Imposta Regionale sulle Emissioni Sonore degli Aeromobili – IRESA

In altri Paesi le “noise tax” sono applicate, è un tributo inevitabile. In Italia IBAR (Italian board airline representatives) da un lato e l’Autorità di regolazione dei trasporti ancora nell'agosto 2013 avevano in qualche modo fronteggiato e sostanzialmente inibito l’attivazione dell’imposta Regionale sulle Emissioni Sonore degli Aeromobili (IRESA) - istituita con l’art . 90, comma 4 , della legge 21 novembre 2000 n . 342 e dall’art.8 del Decreto Legislativo n. 68 del 6 maggio 2011.

L’iniziativa nell’ambito delle normative in carico alle Regioni del Belpaese ha/aveva lo scopo di utilizzarne il gettito derivante per il completamento dei sistemi di monitoraggio acustico, disinquinamento acustico e, eventualmente, l ' indennizzo delle popolazioni residenti nell’intorno aeroportuale.

Niente di straordinario, eccezionale e di nuovo, IATA, ICAO, CAA, CAEP ed EASA in Europa hanno da tempo analizzato e illustrato procedure e provvedimenti per tassare il rumore generato dagli aeroporti nei Paesi Europei ed extra. Sono conosciute come Environmental charging of impact of noise and NOx landing charges. Raccomandazioni esplicite in materia sono riportate in numerosi documenti con finalità evidenti:

“used landing charges to incentivise airlines to use quieter aircraft types to improve their noise erformance to share the benefit of new aircraft technology with local residents”.

In Gran Bretagna la totalità degli aeroporti ha emanato e applica, in associazione con “noise limits and restrictions on night flights” una apposita tassazione: correlata alla rumorosità del velivolo e alla fascia oraria dell’atterraggio e/o decollo. Anche le flotte militari che operano su aeroporti civili-comemrciali e militari, pur con tarrifazione diversificata, sono sottoposti alle medesime regole

In Francia la cosiddetta “Noise Tax” su Air Transport Noise Pollution (taxe sur les nuisances sonores aériennes, also referred to as TNSA or French Noise Tax) è stata adottata ed è applicata su voli comemrciali e non sui nove maggiori aeroporti del Paese.

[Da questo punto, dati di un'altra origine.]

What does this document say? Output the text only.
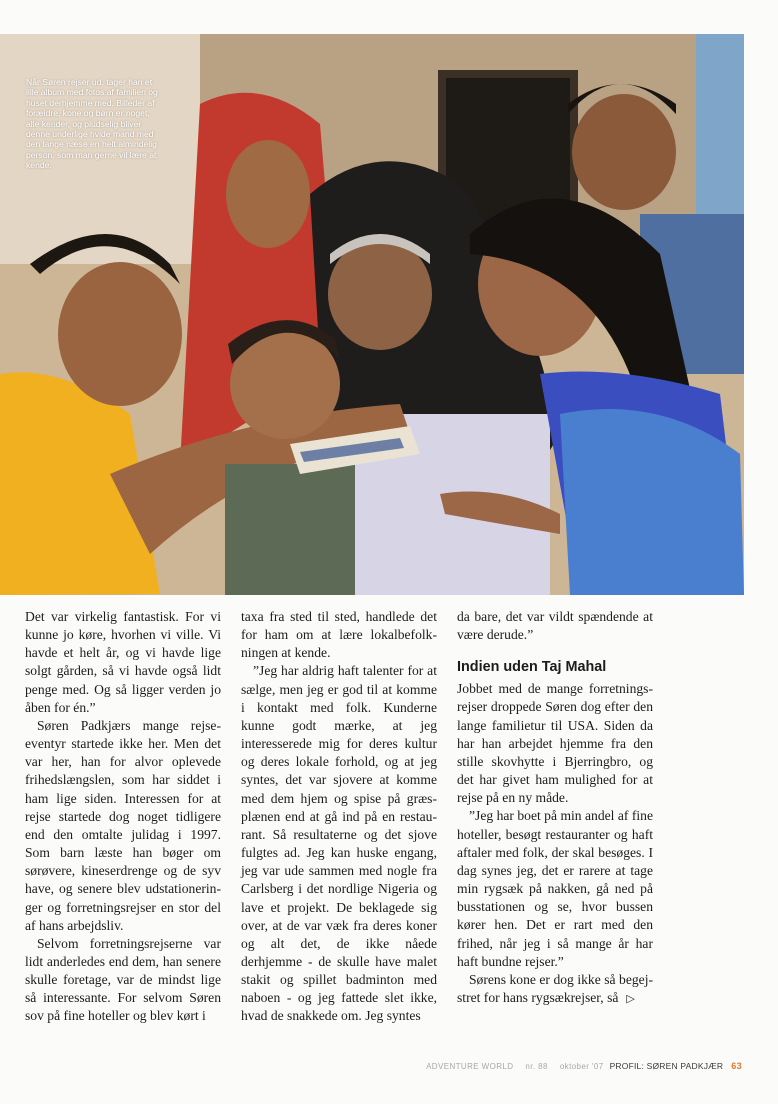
Når Søren rejser ud, tager han et lille album med fotos af familien og huset derhjemme med. Billeder af forældre, kone og børn er noget, alle kender, og pludselig bliver denne underlige hvide mand med den lange næse en helt almindelig person, som man gerne vil lære at kende.

Det var virkelig fantastisk. For vi kunne jo køre, hvorhen vi ville. Vi havde et helt år, og vi havde lige solgt gården, så vi havde også lidt penge med. Og så ligger verden jo åben for én.”

Søren Padkjærs mange rejseeventyr startede ikke her. Men det var her, han for alvor oplevede frihedslængslen, som har siddet i ham lige siden. Interessen for at rejse startede dog noget tidligere end den omtalte julidag i 1997. Som barn læste han bøger om sørøvere, kineserdrenge og de syv have, og senere blev udstationeringer og forretningsrejser en stor del af hans arbejdsliv.

Selvom forretningsrejserne var lidt anderledes end dem, han senere skulle foretage, var de mindst lige så interessante. For selvom Søren sov på fine hoteller og blev kørt i

taxa fra sted til sted, handlede det for ham om at lære lokalbefolkningen at kende.

”Jeg har aldrig haft talenter for at sælge, men jeg er god til at komme i kontakt med folk. Kunderne kunne godt mærke, at jeg interesserede mig for deres kultur og deres lokale forhold, og at jeg syntes, det var sjovere at komme med dem hjem og spise på græsplænen end at gå ind på en restaurant. Så resultaterne og det sjove fulgtes ad. Jeg kan huske engang, jeg var ude sammen med nogle fra Carlsberg i det nordlige Nigeria og lave et projekt. De beklagede sig over, at de var væk fra deres koner og alt det, de ikke nåede derhjemme - de skulle have malet stakit og spillet badminton med naboen - og jeg fattede slet ikke, hvad de snakkede om. Jeg syntes

da bare, det var vildt spændende at være derude.”

Indien uden Taj Mahal

Jobbet med de mange forretningsrejser droppede Søren dog efter den lange familietur til USA. Siden da har han arbejdet hjemme fra den stille skovhytte i Bjerringbro, og det har givet ham mulighed for at rejse på en ny måde.

”Jeg har boet på min andel af fine hoteller, besøgt restauranter og haft aftaler med folk, der skal besøges. I dag synes jeg, det er rarere at tage min rygsæk på nakken, gå ned på busstationen og se, hvor bussen kører hen. Det er rart med den frihed, når jeg i så mange år har haft bundne rejser.”

Sørens kone er dog ikke så begejstret for hans rygsækrejser, så ▷

ADVENTURE WORLD nr. 88 oktober '07 PROFIL: SØREN PADKJÆR 63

A Paris-Orly, Toulouse-Blagnac, Paris-Charles-de-Gaulle, Paris-le Bourget, Nantes-Atlantique, Beauvais-Tillé, Bordeaux-Mérignac, Marseille-Provence e Nice-Côte-d’Azur sono rapportate ad ogni partenza con una tariffazione che varia da € 2.00 a € 35.00), in relazione al peso massimo al decollo, alla certificazione del velivolo interessato e all’ora di partenza (giorno/notte).

Sono imposte diverse da quelle che le aerolinee pagano al gestore all’aeroportuale per le operazioni di atterraggio, parcheggio e/o decollo.

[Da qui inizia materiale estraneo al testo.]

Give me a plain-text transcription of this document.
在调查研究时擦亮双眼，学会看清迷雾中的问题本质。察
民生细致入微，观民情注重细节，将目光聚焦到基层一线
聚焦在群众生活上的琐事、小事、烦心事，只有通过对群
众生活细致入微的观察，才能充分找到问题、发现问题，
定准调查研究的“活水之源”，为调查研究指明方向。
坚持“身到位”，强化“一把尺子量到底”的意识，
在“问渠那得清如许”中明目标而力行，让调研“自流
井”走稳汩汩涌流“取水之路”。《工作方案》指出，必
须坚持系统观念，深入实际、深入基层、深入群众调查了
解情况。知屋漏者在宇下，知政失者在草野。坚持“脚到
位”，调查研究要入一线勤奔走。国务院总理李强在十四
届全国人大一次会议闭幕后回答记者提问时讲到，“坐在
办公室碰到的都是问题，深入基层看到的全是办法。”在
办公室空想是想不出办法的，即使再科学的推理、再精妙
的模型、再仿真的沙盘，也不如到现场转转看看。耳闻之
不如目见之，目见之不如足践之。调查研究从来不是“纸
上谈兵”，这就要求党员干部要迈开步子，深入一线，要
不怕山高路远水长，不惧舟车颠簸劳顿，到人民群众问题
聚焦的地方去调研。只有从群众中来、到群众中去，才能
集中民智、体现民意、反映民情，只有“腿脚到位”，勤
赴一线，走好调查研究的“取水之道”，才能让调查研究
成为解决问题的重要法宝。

L’ICAO a riguardo ha da tempo descritto le Policies on Charges for Airports, e oltre alle traiffazioni/imposte per la navigazione hanno anche predisposto:

Noise-related charges

Although reductions are being achieved in aircraft noise at source, many airports will need to continue the application of noise alleviation or prevention measures. Costs incurred in implementing such measures may, at the discretion of States, be attributed to airports and recovered from the users. States have the flexibility to decide on the method of cost recovery and charging to be used in light of local circumstances. In the event that noise-related charges are to be levied, consultations should take place on any items of expenditure to be recovered from users and the following principles should be applied:

i) Noise-related charges should be levied only at airports experiencing noise problems and should be

designed to recover no more than the costs applied to their alleviation or prevention.